Osborne remained engaged in the discussion about prison reform after the publication of Society and Prisons: Some Suggestions for a New Penology. On October 16, 1916, Osborne resigned as warden of Sing Sing after being exhausted by the troubles caused by his political and ideological opponents. They interfered with his work at the prison and tried to sabotage him over multiple years. In January 1917, he spent a week as a voluntary prisoner in the Portsmouth Naval Prison. He noticed the same dehumanizing treatment and poor conditions that he observed during his week in Auburn in 1913. From August 1917 to March 1920, Osborne served as Lieutenant Commander in the US Navy, in charge of the Naval Prison in Portsmouth. During this time, he initiated the Mutual Welfare League at the prison and turned it into a place of education and reformation. Franklin D. Roosevelt, Assistant Secretary of the Navy at the time, and other Navy officials were impressed with Osborne's work at the prison. After his time at Portsmouth, Osborne took no further positions as a prison administrator. He continued to advocate for a focus on rehabilitation and humane conditions in public speeches and writing and investigated prisons in different parts of the country. Osborne founded "The National Society for Penal Information", which published an annual handbook on prisons, among various other prison and crime related publications. In 1924, Osborne published Prisons and Common Sense, in which he further endorses his ideas on prison reform.

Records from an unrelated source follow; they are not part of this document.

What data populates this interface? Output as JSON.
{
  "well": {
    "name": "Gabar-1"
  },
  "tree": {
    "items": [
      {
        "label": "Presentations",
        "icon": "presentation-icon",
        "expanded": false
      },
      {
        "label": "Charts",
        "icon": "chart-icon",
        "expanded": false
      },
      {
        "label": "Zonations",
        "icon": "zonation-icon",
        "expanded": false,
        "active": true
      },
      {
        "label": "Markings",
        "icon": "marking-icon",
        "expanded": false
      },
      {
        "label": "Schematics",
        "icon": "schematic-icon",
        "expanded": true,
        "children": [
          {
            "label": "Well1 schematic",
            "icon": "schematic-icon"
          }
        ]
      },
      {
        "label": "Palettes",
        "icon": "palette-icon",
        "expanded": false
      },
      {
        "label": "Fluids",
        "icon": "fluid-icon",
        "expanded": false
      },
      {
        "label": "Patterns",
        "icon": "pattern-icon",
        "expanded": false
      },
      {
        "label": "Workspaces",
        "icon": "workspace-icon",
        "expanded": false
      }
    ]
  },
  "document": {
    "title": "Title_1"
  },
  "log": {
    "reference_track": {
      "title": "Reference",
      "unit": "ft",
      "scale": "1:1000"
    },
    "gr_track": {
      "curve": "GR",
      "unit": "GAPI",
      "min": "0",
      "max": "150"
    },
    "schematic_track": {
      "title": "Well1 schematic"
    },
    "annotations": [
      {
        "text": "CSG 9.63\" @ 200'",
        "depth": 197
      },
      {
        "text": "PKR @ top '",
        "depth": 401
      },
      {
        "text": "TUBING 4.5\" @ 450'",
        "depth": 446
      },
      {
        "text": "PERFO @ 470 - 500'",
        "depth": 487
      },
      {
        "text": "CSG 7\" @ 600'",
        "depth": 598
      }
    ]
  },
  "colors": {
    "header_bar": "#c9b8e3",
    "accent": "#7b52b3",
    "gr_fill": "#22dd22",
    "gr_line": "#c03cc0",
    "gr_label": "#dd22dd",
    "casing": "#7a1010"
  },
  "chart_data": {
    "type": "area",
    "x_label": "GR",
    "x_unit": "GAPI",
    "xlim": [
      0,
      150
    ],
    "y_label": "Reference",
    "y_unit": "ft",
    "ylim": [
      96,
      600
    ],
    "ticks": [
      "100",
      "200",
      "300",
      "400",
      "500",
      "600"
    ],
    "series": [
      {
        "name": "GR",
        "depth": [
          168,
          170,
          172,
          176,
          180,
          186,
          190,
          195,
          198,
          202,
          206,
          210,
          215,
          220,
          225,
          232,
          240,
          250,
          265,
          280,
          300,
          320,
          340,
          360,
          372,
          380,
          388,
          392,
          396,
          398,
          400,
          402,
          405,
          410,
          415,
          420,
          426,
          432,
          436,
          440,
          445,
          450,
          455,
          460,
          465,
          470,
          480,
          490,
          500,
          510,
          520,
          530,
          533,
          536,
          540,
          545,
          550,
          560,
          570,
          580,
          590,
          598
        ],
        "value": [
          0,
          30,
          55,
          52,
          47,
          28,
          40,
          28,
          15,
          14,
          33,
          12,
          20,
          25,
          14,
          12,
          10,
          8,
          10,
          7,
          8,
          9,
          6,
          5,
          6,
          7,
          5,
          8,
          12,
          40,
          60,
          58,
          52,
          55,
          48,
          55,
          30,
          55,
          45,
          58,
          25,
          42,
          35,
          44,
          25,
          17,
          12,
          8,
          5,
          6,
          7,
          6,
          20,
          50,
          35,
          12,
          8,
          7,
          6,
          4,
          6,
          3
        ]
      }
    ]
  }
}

The book Society and Prisons: Some Suggestions for a New Penology is recommended by California State University, San Bernardino in their comprehensive list of correctional educational literature. The book is praised as being "one of [Osborne’s] best presentations on the history of prisons and the principles of his New Penology". Osborne's work remains relevant as the US still faces high recidivism rates at the beginning of the 21st century. While the conditions in US prisons have improved significantly since the publication of Society and Prisons: Some Suggestions for a New Penology, the fundamental ideas of rehabilitation, social responsibility, and humane treatment of prisoners remain relevant in contemporary discussions about penology.